Rami Ollaik, a former Hezbollah member who has written two critical books on his experiences in the party, believes there is a rising concern that Hezbollah can defend its core voters. “The Shia community is a dynamic community, and they have a lot of reservations and grievances right now,” he told DW. “There are a lot of voices inside Hezbollah questioning the fighting in Syria and assessing the losses, saying ‘it’s causing us more losses than gains.’ But in the end it’s a strict organization.”
On the other hand, what is preventing these concerns from surfacing at the moment, according to Ollaik, is the Shia’s deep, historical fear of al Qaeda and Salafist extremists. While the March 14 alliance are convinced that the spillover violence inside Lebanon would end – or at least be reduced – if Hezbollah withdrew from Syria, Shia communities have a very different perspective, says Ollaik: “They say ‘it’s not about Lebanon or Syria – this a threat to our existence.’ Especially because this has been going on throughout their history.”
This is borne out by the statements from Hezbollah leader Hassan Nasrallah, who insists that Hezbollah’s main concern in Syria is protecting the Shia communities and defending Lebanon’s borders. March 14 MP Oghassapian sees this as a weak excuse: “Hezbollah said they are in Syria to fight extremists and protect Lebanon, which is not true, because when they started to fight in Syria, the bomb attacks began in Lebanon,” he said.
An Iranian auxiliary force?
The elephant trapped in the confined space of Lebanese politics is Iran, whose sponsorship of Hezbollah influences all debates in Lebanese politics.
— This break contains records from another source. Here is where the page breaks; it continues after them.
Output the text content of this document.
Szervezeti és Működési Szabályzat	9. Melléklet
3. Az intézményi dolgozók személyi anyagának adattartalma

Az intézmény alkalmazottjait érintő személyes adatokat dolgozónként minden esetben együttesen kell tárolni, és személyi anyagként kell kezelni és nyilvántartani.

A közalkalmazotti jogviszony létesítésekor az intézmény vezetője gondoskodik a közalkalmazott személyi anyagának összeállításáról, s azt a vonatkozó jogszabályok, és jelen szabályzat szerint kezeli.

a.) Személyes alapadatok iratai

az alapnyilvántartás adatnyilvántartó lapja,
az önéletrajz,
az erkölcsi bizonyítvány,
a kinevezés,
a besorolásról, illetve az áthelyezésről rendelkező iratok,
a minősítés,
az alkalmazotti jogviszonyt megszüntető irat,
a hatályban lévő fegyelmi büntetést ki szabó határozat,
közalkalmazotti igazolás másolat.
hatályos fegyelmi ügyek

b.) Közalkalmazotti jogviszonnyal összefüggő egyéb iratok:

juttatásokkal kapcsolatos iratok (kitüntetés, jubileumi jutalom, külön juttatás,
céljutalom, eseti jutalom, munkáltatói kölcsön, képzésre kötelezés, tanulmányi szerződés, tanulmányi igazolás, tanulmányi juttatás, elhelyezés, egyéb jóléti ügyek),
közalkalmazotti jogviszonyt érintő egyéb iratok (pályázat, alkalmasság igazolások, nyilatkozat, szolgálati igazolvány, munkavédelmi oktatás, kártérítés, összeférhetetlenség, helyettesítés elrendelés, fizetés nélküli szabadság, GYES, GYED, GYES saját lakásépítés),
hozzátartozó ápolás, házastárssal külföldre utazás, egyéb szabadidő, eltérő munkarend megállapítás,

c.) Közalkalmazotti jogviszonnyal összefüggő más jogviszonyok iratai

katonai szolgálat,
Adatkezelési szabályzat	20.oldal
Newspaper commentator Michael Young of the Lebanese Daily Star, wrote recently that Hezbollah’s military wing “has been shown to be no better than an auxiliary force regionally for both the Iranian and Syrian regimes.”
Khoury, of the Lebanese Forces Party, even questions Hezbollah’s loyalty to Lebanon as a nation: “It’s part of the military and political structure of Iran.” Even though Hezbollah are Lebanese people, “their soul, their heart, and their mind is somewhere else.”
“Just look at the pay-checks,” adds Ollaik. “Everybody, from the secretary general of Hezbollah to the smallest recruit, they are completely, 100 percent, on the payroll of the Iranians.”
Oghassapian, meanwhile, thinks that even when the current deadlock in the Lebanese government is resolved Lebanese politics will remain tied to the fate of the whole region. “It won’t change anything,” he said. “We will always oppose Hezbollah’s fighting inside Syria, and they will always continue to serve the Iranian strategy. We can never have an independent solution in Lebanon away from a solution over all the Middle East. It’s tied to the Palestinian peace process, to the nuclear arms of Iran, to the conflict between Iran and Sunni countries. And all these are ultimately related to the strategic interests of the United States, Europe, Russia, and China.”